Couteaux corses

Souvent fabriqués par les utilisateurs eux-mêmes, à partir de « forbice » (forces ou ciseaux à tondre) cassées ou découpés dans des morceaux de « sigone »(longues scies) usées, les anciens couteaux corses étaient conçus comme des outils destinés aux travaux de tous les jours.

On les appelle – improprement aujourd’hui – « Couteaux de Berger ». Mais les bergers n’étaient pas les seuls utilisateurs, loin s’en faut. Ces objets frustres étaient employés à bien d’autres usages : le « stoccu », dont la forme variait selon les vallées (simple poinçon ou large couteau), permettait de saigner le bétail ou le gros gibier ; pour les travaux des champs, on se servait d’une serpe pliante (« insitaghjola », littéralement « greffoir », appelée aussi « runchetta » dans le Sud), des lames fortement recourbées servaient aux vanniers… D’autres couteaux comportaient au contraire une pointe très arrondie pour creuser des cuillers et d’autres ustensiles en bois destinés à la cuisine. Le tarabiscot porté au dos de certaines lames servait à graver ou à sculpter le bois.

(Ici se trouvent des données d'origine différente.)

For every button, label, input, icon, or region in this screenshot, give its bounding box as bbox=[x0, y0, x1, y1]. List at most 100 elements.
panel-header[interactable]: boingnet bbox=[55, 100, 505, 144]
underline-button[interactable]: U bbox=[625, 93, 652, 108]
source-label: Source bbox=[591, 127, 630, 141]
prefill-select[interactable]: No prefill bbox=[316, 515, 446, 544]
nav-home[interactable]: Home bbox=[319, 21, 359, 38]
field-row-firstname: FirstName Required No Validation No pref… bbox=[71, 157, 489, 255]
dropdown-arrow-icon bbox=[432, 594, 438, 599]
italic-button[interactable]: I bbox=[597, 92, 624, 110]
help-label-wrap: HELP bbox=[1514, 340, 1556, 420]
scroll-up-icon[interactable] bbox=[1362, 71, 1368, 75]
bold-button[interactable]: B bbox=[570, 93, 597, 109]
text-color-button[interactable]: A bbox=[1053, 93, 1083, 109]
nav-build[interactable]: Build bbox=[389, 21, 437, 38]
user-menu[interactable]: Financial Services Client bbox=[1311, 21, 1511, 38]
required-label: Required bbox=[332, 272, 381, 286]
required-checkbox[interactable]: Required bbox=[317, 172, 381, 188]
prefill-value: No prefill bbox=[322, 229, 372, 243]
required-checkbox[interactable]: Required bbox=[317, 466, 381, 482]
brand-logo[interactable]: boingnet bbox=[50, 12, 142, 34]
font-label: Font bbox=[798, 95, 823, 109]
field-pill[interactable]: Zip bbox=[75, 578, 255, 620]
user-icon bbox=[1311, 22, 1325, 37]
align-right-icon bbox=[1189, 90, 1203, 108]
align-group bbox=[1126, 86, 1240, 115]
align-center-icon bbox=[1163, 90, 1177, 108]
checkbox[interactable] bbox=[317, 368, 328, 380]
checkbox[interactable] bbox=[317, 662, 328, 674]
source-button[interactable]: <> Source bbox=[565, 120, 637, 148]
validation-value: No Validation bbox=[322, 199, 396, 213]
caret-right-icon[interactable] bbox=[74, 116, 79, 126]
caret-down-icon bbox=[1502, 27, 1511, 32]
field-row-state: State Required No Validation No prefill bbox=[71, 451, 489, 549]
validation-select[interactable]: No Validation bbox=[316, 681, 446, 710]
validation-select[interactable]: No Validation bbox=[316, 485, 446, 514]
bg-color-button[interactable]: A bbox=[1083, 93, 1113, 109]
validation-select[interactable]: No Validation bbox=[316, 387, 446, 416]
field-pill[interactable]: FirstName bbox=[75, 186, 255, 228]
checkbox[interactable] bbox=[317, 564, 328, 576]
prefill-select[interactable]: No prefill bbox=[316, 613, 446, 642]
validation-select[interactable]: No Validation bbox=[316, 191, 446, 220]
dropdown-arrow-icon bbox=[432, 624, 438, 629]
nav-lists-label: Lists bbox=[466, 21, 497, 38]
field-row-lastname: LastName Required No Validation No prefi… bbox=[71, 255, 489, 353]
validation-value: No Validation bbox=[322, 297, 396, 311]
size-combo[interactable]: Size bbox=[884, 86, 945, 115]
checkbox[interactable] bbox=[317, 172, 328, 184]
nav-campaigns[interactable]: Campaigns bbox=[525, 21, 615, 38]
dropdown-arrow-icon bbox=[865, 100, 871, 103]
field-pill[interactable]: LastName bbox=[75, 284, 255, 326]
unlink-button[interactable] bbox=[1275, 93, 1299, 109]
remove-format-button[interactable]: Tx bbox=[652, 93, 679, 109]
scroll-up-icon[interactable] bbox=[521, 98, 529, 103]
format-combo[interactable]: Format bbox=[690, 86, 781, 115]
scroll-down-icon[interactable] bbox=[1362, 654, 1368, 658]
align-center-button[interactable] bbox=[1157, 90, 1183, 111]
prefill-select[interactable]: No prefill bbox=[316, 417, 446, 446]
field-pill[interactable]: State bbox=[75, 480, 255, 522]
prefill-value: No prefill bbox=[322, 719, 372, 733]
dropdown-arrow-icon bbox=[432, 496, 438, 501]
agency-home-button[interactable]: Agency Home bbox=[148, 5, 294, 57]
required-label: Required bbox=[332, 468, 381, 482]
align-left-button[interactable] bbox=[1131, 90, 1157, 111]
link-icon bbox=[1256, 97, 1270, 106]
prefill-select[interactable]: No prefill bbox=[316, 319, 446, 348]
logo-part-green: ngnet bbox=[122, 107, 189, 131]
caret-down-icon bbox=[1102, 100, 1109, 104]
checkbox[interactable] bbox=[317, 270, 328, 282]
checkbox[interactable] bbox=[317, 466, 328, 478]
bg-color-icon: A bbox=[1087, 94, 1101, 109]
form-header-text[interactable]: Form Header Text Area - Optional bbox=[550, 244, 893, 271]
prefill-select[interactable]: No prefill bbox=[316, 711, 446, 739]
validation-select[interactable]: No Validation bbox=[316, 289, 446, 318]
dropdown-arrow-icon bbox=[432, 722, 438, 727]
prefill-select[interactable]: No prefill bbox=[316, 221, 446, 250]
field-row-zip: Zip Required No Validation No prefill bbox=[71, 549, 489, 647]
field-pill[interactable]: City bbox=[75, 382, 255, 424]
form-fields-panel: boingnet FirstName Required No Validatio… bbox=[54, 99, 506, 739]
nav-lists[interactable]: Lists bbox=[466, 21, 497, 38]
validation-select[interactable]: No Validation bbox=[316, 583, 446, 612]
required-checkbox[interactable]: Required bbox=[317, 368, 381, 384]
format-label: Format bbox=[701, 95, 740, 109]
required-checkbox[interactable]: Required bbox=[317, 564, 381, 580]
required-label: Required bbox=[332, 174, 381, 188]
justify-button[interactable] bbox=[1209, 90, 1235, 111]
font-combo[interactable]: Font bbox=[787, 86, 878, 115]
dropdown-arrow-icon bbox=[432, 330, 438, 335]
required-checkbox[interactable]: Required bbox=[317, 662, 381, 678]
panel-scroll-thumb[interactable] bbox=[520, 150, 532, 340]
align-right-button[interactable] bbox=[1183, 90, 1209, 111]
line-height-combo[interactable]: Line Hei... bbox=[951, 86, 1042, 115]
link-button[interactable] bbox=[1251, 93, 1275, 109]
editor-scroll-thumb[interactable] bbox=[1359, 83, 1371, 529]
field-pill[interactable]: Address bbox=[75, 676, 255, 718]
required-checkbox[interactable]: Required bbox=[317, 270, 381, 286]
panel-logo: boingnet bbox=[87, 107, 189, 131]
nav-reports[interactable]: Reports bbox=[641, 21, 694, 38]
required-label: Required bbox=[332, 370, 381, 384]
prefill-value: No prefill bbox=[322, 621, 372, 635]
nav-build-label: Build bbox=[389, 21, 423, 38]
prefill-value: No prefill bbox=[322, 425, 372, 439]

Ils présentent une caractéristique commune : une lame large susceptible de durer dans le temps, en « encaissant » régulièrement des affûtages à la meule à eau et les passages répétés sur la « limaghjola » (pierre à affûter).. Bien avant l’ère industrielle, chaque village disposait de plusieurs forgerons. C’est ce qui explique qu’aujourd’hui on trouve, selon les régions, de sensibles différences dans les formes et les dénominations. Malgré tout, des similitudes existent : toutes ces lames ne peuvent nier les influences sarrasines, mauresques, ibériques ou italiennes qui ont modelé la Corse au cours de son histoire. Même si certains « outils » ont pu permettre parfois de vider une querelle, ils n’étaient pas destinés à servir d’arme. Pour cela, il existait d’autres couteaux dotés d’une forte lame que l’on portait sous la veste, glissé dans la ceinture… Tout au long de son histoire, la Nation Corse a connu des luttes sanglantes et une violence telle que, malgré l’apparition des armes à feu – et en raison de leur interdiction par l’occupant génois – un robuste « stilettu » a longtemps garanti la survie de son propriétaire.